Christmas in Japan is quite diverse from the Chrismas celebrated in most countries in which the population has a large percentage of Christians or a Christian heritage. Only 1/2 of 1% of the Japanese population is estimated to be Christian, with the mainstream of Japanese being tolerant of all faiths: - Buddhism, Christianity, Shinto, etc. In spite of this, the Japanese are great lovers of festivals and celebrations, including Christmas.
 
December 25th is not a national holiday in Japan, although December 23rd, which is the birthdate of the present emperor, is. Although it is not an official holiday the Japanese tend to celebrate Christmas, especially in a commercial way. The Japanese celebrate Christmas Eve by eating a 'Christmas Cake' which the father of the family purchases on his way home from work. Stores carry versions of this Christmas cake and drop the price of it drastically on December 25th in order to sell everything out by the 26th.

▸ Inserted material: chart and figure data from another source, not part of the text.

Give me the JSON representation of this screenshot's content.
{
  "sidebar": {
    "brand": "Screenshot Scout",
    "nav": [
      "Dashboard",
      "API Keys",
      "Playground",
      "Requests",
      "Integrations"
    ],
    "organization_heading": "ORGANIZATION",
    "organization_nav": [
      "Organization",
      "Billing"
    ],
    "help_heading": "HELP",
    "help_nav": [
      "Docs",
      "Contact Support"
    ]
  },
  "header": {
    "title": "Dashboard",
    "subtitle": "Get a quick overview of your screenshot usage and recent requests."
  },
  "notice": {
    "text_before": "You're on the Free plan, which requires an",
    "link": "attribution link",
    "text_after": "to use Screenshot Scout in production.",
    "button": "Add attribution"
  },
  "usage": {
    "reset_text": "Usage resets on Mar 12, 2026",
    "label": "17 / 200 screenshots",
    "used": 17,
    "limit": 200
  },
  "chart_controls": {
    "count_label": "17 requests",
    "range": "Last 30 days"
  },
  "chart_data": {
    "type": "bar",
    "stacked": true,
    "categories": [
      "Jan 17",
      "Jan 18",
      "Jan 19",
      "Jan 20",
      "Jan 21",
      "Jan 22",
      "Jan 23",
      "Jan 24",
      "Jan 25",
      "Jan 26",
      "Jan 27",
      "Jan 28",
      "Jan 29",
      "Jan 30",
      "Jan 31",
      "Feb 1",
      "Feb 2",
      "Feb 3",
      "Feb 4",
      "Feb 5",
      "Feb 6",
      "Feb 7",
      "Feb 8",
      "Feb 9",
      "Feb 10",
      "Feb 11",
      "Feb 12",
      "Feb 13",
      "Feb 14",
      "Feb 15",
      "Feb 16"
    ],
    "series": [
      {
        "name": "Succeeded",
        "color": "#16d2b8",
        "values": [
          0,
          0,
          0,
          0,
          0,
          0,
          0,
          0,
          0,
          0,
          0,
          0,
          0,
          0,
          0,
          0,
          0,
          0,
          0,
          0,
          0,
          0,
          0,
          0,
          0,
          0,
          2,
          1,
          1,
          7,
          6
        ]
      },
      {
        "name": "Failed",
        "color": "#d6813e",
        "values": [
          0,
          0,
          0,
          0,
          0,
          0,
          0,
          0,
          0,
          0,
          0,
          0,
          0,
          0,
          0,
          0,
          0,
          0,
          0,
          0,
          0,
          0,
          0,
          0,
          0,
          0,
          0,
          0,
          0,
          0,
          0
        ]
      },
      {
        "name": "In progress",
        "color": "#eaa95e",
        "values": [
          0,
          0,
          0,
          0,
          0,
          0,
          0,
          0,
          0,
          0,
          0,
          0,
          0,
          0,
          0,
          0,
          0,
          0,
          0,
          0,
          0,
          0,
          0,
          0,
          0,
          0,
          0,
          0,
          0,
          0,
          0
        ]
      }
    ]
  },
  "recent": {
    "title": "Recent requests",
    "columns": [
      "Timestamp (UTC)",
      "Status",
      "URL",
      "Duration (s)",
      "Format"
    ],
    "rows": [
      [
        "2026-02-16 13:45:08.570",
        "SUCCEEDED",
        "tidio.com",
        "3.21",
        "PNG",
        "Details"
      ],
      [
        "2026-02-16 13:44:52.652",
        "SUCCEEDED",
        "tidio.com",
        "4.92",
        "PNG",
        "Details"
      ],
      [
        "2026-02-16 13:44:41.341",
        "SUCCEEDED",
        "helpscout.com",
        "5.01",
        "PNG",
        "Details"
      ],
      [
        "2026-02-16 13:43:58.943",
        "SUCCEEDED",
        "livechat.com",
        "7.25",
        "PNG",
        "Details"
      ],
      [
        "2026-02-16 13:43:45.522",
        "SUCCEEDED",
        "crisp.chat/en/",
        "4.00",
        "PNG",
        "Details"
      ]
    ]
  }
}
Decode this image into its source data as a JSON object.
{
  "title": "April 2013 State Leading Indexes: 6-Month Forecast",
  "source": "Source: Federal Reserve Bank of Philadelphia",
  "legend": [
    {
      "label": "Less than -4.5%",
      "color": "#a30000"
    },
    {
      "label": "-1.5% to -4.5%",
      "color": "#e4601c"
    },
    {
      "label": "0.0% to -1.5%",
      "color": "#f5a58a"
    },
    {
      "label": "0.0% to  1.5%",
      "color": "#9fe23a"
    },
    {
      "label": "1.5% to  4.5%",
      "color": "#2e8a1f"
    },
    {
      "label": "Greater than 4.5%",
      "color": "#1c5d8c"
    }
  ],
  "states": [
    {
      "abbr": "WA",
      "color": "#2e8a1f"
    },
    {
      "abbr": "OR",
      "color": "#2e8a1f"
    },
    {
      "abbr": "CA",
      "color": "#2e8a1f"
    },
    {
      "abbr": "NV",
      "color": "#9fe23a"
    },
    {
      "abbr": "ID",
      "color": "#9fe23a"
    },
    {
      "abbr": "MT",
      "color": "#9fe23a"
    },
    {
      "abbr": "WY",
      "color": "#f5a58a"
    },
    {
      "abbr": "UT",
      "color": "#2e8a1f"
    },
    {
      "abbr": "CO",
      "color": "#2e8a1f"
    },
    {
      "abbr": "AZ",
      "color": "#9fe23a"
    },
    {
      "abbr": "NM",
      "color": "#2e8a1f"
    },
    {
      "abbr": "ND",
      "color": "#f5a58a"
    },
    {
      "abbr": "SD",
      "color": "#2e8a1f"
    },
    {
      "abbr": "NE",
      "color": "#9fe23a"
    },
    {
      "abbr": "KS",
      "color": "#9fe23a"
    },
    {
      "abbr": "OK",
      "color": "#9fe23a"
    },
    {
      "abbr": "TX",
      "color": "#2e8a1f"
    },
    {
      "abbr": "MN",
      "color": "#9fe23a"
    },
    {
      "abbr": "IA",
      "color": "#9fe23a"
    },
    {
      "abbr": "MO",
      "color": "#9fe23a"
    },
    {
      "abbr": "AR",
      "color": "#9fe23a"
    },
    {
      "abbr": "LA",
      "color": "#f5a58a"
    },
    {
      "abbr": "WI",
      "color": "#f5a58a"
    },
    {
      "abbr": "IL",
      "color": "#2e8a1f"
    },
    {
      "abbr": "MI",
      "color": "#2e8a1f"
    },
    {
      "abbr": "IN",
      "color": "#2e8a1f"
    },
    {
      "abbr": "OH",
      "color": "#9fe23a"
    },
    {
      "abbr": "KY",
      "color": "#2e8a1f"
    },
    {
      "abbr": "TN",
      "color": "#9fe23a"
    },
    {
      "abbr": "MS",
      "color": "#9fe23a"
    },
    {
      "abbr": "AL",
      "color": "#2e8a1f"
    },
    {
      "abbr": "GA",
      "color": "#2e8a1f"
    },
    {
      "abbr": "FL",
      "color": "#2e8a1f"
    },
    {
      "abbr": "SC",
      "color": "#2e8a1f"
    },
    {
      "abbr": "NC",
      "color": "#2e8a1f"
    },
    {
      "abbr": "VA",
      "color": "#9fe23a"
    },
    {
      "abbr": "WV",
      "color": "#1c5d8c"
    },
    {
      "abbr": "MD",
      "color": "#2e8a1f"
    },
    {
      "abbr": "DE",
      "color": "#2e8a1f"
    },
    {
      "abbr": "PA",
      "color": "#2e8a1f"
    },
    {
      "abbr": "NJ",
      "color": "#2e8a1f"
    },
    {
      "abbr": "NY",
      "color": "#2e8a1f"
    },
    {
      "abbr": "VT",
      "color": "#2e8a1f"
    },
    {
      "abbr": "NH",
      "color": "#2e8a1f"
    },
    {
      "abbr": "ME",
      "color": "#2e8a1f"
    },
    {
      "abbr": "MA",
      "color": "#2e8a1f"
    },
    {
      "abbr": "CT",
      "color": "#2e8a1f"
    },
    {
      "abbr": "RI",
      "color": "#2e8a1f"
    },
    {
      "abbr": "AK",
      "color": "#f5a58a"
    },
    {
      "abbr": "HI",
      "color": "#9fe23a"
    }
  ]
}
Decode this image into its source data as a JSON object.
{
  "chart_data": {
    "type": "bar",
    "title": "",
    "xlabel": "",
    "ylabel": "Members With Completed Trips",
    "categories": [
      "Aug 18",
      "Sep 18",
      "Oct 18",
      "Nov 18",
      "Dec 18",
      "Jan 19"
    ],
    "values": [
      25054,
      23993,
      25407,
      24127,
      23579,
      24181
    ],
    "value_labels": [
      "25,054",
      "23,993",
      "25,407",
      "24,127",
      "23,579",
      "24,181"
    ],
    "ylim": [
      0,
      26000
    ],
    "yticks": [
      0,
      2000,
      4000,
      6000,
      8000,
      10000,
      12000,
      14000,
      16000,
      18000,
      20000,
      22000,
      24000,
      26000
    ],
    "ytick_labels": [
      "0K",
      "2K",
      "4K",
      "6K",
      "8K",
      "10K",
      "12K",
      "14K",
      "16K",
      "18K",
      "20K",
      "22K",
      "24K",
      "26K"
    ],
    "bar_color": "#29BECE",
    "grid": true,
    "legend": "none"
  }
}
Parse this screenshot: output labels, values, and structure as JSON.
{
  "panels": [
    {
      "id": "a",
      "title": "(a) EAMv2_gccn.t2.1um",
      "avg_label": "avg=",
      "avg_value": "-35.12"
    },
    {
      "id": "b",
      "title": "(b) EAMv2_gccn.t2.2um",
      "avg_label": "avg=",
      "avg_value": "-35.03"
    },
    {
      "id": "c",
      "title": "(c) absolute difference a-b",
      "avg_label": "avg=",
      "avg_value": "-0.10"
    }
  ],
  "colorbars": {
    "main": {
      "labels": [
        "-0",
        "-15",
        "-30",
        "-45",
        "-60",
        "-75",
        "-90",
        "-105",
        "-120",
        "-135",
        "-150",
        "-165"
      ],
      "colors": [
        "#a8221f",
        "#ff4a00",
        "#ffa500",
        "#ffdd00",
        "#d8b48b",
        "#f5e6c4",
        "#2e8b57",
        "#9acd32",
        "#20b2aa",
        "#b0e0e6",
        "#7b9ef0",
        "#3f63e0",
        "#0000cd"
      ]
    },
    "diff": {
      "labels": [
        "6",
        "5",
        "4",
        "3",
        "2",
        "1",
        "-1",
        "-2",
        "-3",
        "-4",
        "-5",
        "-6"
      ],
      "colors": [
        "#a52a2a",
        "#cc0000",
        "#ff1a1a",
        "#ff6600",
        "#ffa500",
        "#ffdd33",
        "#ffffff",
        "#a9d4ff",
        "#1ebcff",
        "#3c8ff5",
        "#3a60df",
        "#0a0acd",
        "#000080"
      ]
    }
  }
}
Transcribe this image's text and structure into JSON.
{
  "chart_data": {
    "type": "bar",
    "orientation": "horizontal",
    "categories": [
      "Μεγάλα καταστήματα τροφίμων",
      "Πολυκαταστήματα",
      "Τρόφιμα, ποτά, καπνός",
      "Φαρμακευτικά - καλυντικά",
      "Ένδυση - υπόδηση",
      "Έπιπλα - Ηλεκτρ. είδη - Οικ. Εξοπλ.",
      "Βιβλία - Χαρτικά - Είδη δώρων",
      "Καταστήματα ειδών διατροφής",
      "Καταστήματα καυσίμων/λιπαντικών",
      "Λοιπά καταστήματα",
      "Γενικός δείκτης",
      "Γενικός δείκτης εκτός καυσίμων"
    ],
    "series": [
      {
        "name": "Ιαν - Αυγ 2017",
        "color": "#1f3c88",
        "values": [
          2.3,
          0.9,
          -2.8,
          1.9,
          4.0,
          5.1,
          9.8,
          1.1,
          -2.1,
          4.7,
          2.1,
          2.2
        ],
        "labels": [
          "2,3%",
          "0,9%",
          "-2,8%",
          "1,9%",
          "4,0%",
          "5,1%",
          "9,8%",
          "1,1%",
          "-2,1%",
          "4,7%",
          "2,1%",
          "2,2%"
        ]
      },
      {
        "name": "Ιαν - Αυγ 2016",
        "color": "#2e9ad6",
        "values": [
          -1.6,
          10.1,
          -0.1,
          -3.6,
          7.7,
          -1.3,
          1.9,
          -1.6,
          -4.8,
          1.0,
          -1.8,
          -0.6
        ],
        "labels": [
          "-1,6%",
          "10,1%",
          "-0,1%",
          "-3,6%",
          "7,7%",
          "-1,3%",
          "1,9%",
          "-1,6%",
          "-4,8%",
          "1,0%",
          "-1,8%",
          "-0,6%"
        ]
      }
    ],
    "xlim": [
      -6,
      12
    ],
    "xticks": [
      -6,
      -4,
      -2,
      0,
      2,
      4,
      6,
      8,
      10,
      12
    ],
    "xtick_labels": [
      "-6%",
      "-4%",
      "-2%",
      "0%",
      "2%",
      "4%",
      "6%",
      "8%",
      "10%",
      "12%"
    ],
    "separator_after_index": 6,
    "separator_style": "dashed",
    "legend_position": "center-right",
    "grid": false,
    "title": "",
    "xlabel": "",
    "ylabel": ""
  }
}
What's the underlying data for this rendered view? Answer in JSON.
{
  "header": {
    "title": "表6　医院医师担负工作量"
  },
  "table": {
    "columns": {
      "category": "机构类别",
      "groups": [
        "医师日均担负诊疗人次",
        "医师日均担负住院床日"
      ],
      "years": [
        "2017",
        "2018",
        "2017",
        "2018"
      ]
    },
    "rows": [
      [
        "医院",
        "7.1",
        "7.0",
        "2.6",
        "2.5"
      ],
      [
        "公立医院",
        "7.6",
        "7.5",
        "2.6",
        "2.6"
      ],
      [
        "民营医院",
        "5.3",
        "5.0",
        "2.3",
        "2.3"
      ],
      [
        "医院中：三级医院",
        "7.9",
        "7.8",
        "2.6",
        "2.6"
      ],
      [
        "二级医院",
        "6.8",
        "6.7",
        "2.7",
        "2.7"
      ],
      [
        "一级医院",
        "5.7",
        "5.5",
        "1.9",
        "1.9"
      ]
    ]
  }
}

This has resulted in a rather motivating expression in which young girls are referred to as a 'Christmas cakes': marriageable until their 25th birthday and requiring heavy discounts to get married after their 25th birthdays.

Xmas Holidays in Japan

Christmas in Japan is diverse from western countries like the Australia or USA. The major religions in Japan are Buddhism and Shinto, therefore Christmas is more commercial event. The main celebration revolves around Christmas Eve and not Christmas day.

In Japan it is common to give Christmas presents. Within the family parents give presents to their children, but the children do not give presents to the parents. The reasoning behind this is that only Santa bring presents, so once the children no longer believe in Santa the presents are no longer given. Most Japanese families would have a Christmas tree and now it is becoming very common to have lights on the outside of houses as you would see in the USA or Australia.